When the fans of Sufjan Stevens got to hear Illinois and see his resulting tour, they were introduced to the incomparable Shara Worden. As the `head cheerleader’ of the ‘Illinoisemakers,’ Worden was a shining star, full of energy and with her multi-instrumental display, the true backbone of the band. Let me assure you, however, that even if you were as impressed with Ms. Worden as I was, you hadn’t seen even the tiniest sliver of the talent she possesses. For that, you absolutely must hear her debut with the new moniker, My Brightest Diamond. Bring Me the Workhorse is an album for the ages, a dramatic piece of theatrical rock that will set your hair on end, tingle your spine, and knock you off your feet. Ms. Worden is what I’d describe as a quadruple threat. Not only is she an incredible songwriter, she is also a truly gifted musician, playing nearly every instrument on the album, a powerhouse of a classically trained voice, that just seems otherworldly coming out of that compact of a frame, but she’s also a classic beauty. I didn’t really know what to expect from Sufjan’s spunky little cheerleader on her Asthmatic Kitty debut, but I can tell you that I wasn’t expecting this, an album that is challenging and yet accessible, fluid and yet diverse, in short, one of the best albums of this or any other year.
For years now, I’ve considered Jeff Buckley to be the epitome of the best vocal and musical talent. Since his untimely death, many critics have used his name as a comparison countless times, yet I’ve never felt it was truly deserved. At long last, there is Shara Worden, the first artist to evoke the same feelings in me that Jeff Buckley has on countless occasions. Worden’s own words could be used to describe the overwhelming emotions caused by her own music as she sings in the opening track, “Something of an End,” “It was beautiful and terrible.” When I use the word terrible to describe My Brightest Diamond, I use it in the sense that it is fearsome and awe-inspiring. There is a touch of menace and darkness to the songs of MBD, darkness you might not expect with song titles like “Magic Rabbit,” one of the more menacing songs on the record.
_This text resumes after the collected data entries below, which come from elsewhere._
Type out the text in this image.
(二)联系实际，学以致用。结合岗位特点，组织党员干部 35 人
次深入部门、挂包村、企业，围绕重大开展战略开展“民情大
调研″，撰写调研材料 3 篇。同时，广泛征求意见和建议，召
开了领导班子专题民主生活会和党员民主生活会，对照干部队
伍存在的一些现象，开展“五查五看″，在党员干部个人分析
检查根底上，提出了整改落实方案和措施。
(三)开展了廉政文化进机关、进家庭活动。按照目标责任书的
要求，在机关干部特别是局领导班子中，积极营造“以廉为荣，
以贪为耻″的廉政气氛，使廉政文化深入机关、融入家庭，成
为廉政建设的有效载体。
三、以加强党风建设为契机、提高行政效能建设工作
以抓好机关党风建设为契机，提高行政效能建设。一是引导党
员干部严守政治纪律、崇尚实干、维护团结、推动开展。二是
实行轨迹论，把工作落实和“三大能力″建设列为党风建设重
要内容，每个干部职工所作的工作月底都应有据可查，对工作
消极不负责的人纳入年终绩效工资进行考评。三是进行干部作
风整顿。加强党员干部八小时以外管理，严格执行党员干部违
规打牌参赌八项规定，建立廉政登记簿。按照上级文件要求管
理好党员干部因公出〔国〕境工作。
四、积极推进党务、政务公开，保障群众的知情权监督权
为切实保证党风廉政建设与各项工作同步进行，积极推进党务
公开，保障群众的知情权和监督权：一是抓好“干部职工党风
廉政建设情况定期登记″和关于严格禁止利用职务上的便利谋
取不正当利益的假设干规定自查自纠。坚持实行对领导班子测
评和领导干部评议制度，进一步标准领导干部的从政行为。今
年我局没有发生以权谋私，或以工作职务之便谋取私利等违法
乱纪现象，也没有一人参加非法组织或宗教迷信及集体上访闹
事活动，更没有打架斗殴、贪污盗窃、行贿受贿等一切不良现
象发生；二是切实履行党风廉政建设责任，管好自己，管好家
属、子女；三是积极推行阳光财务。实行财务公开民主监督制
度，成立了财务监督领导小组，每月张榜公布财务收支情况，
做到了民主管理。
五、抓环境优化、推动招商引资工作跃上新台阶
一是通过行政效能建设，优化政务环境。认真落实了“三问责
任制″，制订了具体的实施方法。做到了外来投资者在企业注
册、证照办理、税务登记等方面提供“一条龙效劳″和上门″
Worden is able to combine that beauty and frightfully dramatic into some of the most compelling music in the last decade. The previously mentioned “Something of an End” is a spectacular opener, immediately showcasing Worden’s rich voice of extraordinary range as well as her considerable talent for arrangement and theatricality. The ante is increased as the album continues with “Golden Star,” finding her voice stretched even further and her music just as undeniable.
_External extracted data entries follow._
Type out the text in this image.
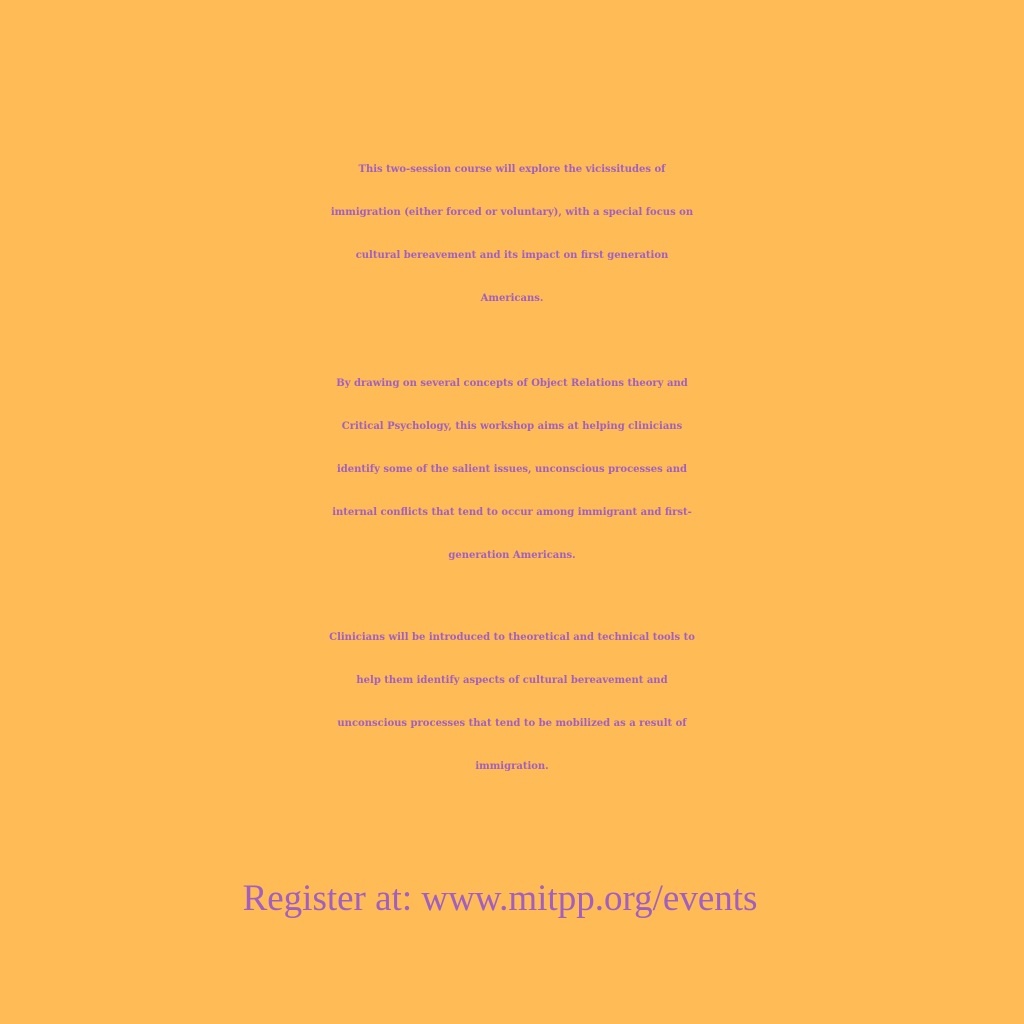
This two-session course will explore the vicissitudes of
immigration (either forced or voluntary), with a special focus on
cultural bereavement and its impact on first generation
Americans.

By drawing on several concepts of Object Relations theory and
Critical Psychology, this workshop aims at helping clinicians
identify some of the salient issues, unconscious processes and
internal conflicts that tend to occur among immigrant and first-
generation Americans.

Clinicians will be introduced to theoretical and technical tools to
help them identify aspects of cultural bereavement and
unconscious processes that tend to be mobilized as a result of
immigration.

Register at: www.mitpp.org/events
“Gone Away” recalls some of the best work from Beth Gibbons of Portishead, ethereal and timeless, but other songs might have you shouting out other vocal similarities such as Kate Bush, Fiona Apple or Nina Simone, who happens to also (coincidentally?) be one of Jeff Buckley’s major influences and muses. “Dragonfly” and “The Good & the Bad Guy” both recall another stunning voice in modern music that stands as a true example of the brilliance of combining the classic with the new, Antony & the Johnsons. “Freak Out” shows another side of Shara Worden, one more in line with P. J. Harvey, threatening and balancing on a knife’s edge with moments of sheer abandon in the chorus. Because of the strength of Worden’s immaculate voice, one might tend to overlook her equally magnificent guitar playing. Between the all out rocking of the first two tracks and the gorgeous subtlety of “We Were Sparkling,” Worden puts on a showcase for guitar enthusiasts. Again, the last time I heard such mastery of both instrument and voice was the legendary Jeff Buckley. In “Disappear,” Worden sings of growing weary of modern day annoyances, which is similar to Björk’s sentiments in her exquisite “Hyperballad.”
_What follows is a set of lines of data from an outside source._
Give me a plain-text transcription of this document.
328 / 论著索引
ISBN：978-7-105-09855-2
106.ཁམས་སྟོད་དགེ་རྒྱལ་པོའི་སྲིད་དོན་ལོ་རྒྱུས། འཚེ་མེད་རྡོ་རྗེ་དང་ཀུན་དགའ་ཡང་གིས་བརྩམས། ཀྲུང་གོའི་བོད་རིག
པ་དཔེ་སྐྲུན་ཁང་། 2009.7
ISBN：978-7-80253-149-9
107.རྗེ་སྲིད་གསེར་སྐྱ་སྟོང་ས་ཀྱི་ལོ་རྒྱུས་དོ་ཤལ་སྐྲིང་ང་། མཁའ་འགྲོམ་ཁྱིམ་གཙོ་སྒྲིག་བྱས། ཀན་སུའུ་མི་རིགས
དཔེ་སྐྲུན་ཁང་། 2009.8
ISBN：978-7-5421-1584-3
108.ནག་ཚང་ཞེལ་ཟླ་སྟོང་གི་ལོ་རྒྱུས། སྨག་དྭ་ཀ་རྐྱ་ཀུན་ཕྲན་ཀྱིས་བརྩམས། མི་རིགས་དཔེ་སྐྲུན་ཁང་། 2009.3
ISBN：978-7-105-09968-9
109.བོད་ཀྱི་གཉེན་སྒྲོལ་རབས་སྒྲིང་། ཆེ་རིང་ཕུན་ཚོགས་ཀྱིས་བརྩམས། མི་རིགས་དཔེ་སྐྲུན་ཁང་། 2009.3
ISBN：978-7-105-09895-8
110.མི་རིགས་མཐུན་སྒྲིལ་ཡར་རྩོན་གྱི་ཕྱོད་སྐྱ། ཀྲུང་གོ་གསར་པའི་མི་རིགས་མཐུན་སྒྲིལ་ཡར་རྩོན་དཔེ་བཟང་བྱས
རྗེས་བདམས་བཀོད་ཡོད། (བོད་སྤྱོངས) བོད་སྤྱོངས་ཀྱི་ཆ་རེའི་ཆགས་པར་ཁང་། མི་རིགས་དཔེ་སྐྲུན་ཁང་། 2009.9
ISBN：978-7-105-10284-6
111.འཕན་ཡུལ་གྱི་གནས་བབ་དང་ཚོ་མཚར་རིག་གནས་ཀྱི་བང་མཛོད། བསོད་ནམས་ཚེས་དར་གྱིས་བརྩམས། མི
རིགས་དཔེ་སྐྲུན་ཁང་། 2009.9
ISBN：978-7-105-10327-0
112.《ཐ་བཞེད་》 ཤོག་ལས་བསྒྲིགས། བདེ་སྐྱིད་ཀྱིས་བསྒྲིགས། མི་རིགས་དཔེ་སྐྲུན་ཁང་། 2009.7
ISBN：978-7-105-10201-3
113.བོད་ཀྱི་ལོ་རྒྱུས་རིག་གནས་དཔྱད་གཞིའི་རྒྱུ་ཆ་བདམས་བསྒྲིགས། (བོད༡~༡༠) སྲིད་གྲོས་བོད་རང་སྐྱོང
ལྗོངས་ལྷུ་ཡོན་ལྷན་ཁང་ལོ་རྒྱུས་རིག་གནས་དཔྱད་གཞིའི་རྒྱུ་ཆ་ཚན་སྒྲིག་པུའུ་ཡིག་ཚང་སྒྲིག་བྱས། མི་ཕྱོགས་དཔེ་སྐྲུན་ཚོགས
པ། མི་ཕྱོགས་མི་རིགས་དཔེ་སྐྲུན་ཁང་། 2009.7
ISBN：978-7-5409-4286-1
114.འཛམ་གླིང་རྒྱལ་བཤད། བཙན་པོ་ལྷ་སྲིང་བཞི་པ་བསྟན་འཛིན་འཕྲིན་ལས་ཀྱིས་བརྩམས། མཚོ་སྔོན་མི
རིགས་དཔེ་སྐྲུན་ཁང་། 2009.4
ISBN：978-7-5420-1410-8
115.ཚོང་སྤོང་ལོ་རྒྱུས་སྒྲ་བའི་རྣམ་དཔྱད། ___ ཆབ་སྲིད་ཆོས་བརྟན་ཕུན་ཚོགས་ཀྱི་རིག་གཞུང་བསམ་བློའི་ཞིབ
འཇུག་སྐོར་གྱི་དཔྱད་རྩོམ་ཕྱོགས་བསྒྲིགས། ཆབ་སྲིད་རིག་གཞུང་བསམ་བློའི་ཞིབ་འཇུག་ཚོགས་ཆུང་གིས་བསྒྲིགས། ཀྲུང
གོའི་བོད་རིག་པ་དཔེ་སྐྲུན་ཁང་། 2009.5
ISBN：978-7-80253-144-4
Just when you think you couldn’t be any more impressed, then comes the last four songs on the album, beginning with the dark treatise on death, “The Robin’s Jar.” Worden reflects on her first lessons in the loss of life with both a robin and the seeming death of a close friend. The song is incredibly powerful in its simplicity. “Magic Rabbit” is its chilling equal, touching on her mother’s death. “The Good & the Bad Guy” has that Antony / Simone flavor, slow and deliberate, yet richly textured and arranged for maximum effect. The album ends with “Workhorse,” a treatise on transitory youth with the allegory of a horse past its prime. I find the song ironic considering that Worden proves herself anything but an aging workhorse on this stellar debut. Instead, she shows us an artist in her absolute prime.
I’ve already reviewed over 125 albums so far this year, with many more yet to come, but there’s one thing I can assure you. I’ve never heard quite anything like Bring Me the Workhorse, nor the talent behind this absolute masterpiece, Shara Worden, save for a few artists that she can now proudly call her equals. Sufjan Stevens has found quite a few decent bands for his label’s roster, but none, save maybe for himself, are as impressive as My Brightest Diamond. Now removed from the peppy pyramid that was the Illinoisemakers, and opening for Stevens on his latest tour, I’m actually looking more forward to seeing Ms. Worden perform than I am Sufjan. Considering how big a fan I am of his music, that’s really saying something! With her MBD debut, Bring Me the Workhorse, Shara Worden has created an astonishing collection of music that could remain in constant rotation in my CD player for years to come.